Pelos vistos, defendemos em 2014
exatamente o mesmo que Aquilino Ribeiro já defendia em 1937, como se o tempo,
afinal, não tivesse tido tempo de mudar as velhas ideias de uma forma tão
consistente e estruturante, que as entendêssemos completamente sedimentadas no
coletivo das elites intelectuais portuguesas e, por via disso, fossem essas
mesmas velhas ideias coisas do passado, mortas e enterradas, apenas recordadas
por nós como interessante tema de discurso e abordagem historicistas, e não
questões da contemporaneidade que nos obrigam a tentar perceber o que correu
mal, nos últimos 49 anos desta nossa existência museológica, em Portugal.

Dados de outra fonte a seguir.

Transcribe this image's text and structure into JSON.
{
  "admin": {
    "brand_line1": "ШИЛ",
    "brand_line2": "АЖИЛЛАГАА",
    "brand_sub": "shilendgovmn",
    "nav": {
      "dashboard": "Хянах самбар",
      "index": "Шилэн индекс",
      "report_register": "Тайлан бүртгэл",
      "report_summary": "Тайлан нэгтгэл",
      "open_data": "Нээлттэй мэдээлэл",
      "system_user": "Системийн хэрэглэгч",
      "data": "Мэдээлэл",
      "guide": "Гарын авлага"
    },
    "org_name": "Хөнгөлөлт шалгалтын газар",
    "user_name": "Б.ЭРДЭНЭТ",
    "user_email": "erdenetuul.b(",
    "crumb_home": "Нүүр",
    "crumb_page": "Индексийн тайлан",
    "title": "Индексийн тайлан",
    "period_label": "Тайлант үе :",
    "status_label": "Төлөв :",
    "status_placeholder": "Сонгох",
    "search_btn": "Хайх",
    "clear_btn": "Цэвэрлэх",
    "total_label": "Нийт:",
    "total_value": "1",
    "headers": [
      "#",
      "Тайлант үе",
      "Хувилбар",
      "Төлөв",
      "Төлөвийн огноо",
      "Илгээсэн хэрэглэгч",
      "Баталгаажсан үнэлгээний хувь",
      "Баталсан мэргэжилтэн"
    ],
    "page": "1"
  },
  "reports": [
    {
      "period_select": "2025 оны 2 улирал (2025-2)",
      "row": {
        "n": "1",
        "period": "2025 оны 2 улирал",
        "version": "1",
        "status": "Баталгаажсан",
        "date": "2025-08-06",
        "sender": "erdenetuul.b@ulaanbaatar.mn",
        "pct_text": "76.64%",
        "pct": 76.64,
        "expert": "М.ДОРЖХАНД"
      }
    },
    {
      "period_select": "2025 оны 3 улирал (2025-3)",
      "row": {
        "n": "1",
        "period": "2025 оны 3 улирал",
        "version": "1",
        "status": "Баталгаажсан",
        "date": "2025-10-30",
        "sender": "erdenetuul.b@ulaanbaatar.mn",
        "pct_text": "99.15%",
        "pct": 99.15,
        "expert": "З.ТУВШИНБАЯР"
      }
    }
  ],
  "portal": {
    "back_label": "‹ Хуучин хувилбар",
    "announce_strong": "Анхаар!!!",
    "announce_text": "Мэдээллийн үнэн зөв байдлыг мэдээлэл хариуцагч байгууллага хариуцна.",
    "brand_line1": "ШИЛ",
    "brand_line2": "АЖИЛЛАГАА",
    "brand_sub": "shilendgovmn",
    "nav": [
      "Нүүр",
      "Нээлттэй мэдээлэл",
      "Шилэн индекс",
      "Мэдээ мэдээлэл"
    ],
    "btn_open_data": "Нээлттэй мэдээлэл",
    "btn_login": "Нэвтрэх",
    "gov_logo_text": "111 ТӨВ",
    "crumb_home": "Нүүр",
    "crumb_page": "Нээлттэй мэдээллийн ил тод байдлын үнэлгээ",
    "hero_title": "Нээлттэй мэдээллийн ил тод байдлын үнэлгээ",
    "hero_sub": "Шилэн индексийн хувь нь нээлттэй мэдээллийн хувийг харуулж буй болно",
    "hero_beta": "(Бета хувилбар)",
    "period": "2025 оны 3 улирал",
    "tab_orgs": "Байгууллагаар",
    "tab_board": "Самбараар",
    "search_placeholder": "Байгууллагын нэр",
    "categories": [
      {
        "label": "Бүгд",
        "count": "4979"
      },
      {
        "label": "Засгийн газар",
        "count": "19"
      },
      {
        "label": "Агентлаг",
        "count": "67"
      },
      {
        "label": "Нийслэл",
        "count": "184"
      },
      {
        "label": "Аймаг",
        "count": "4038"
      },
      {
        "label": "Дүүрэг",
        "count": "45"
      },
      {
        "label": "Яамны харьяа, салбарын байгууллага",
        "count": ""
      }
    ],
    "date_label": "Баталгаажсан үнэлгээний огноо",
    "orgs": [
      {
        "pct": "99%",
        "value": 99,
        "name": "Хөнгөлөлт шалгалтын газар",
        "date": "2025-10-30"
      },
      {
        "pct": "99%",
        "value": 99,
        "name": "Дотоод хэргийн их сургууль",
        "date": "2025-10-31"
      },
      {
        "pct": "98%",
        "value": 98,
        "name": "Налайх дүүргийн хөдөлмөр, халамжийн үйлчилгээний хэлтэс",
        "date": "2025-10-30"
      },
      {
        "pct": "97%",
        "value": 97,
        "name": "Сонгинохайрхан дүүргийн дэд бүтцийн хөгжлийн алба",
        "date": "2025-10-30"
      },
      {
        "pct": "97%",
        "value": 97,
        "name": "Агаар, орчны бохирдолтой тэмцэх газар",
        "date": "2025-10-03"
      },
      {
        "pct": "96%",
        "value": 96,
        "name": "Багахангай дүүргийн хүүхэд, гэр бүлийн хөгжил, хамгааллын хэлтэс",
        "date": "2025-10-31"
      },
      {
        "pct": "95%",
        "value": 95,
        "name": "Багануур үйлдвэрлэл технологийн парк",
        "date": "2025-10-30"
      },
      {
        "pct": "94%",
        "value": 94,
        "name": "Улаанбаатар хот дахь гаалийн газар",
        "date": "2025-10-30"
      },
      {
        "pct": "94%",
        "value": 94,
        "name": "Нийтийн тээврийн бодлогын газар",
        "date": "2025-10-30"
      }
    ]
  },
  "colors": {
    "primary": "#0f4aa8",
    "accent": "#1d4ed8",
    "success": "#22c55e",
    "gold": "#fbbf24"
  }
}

Ou não (não correu mal), e apenas
estamos a manusear agilmente o telefone que se diz ser inteligente, pensando
nós que isso nos basta para sermos vistos como génios criativos e inovadores,
prontos para as grandes mudanças de paradigma que a sociedade moderna nos exige
promover, apontando caminhos que, afinal, mais não são que trilhos antigos há
muito abandonados… Basta ler algumas coisas de Aquilino Ribeiro, e de outros
como ele, para ficarmos com essa certeza.
Agostinho Ribeiro
Viseu, 31 de Julho de 2014.
* Publicado nos Cadernos Aquilinianos, nº 22, Série 3, CEAR (Centro de Estudos Aquilino Ribeiro), Pgs. 83-88, 2014.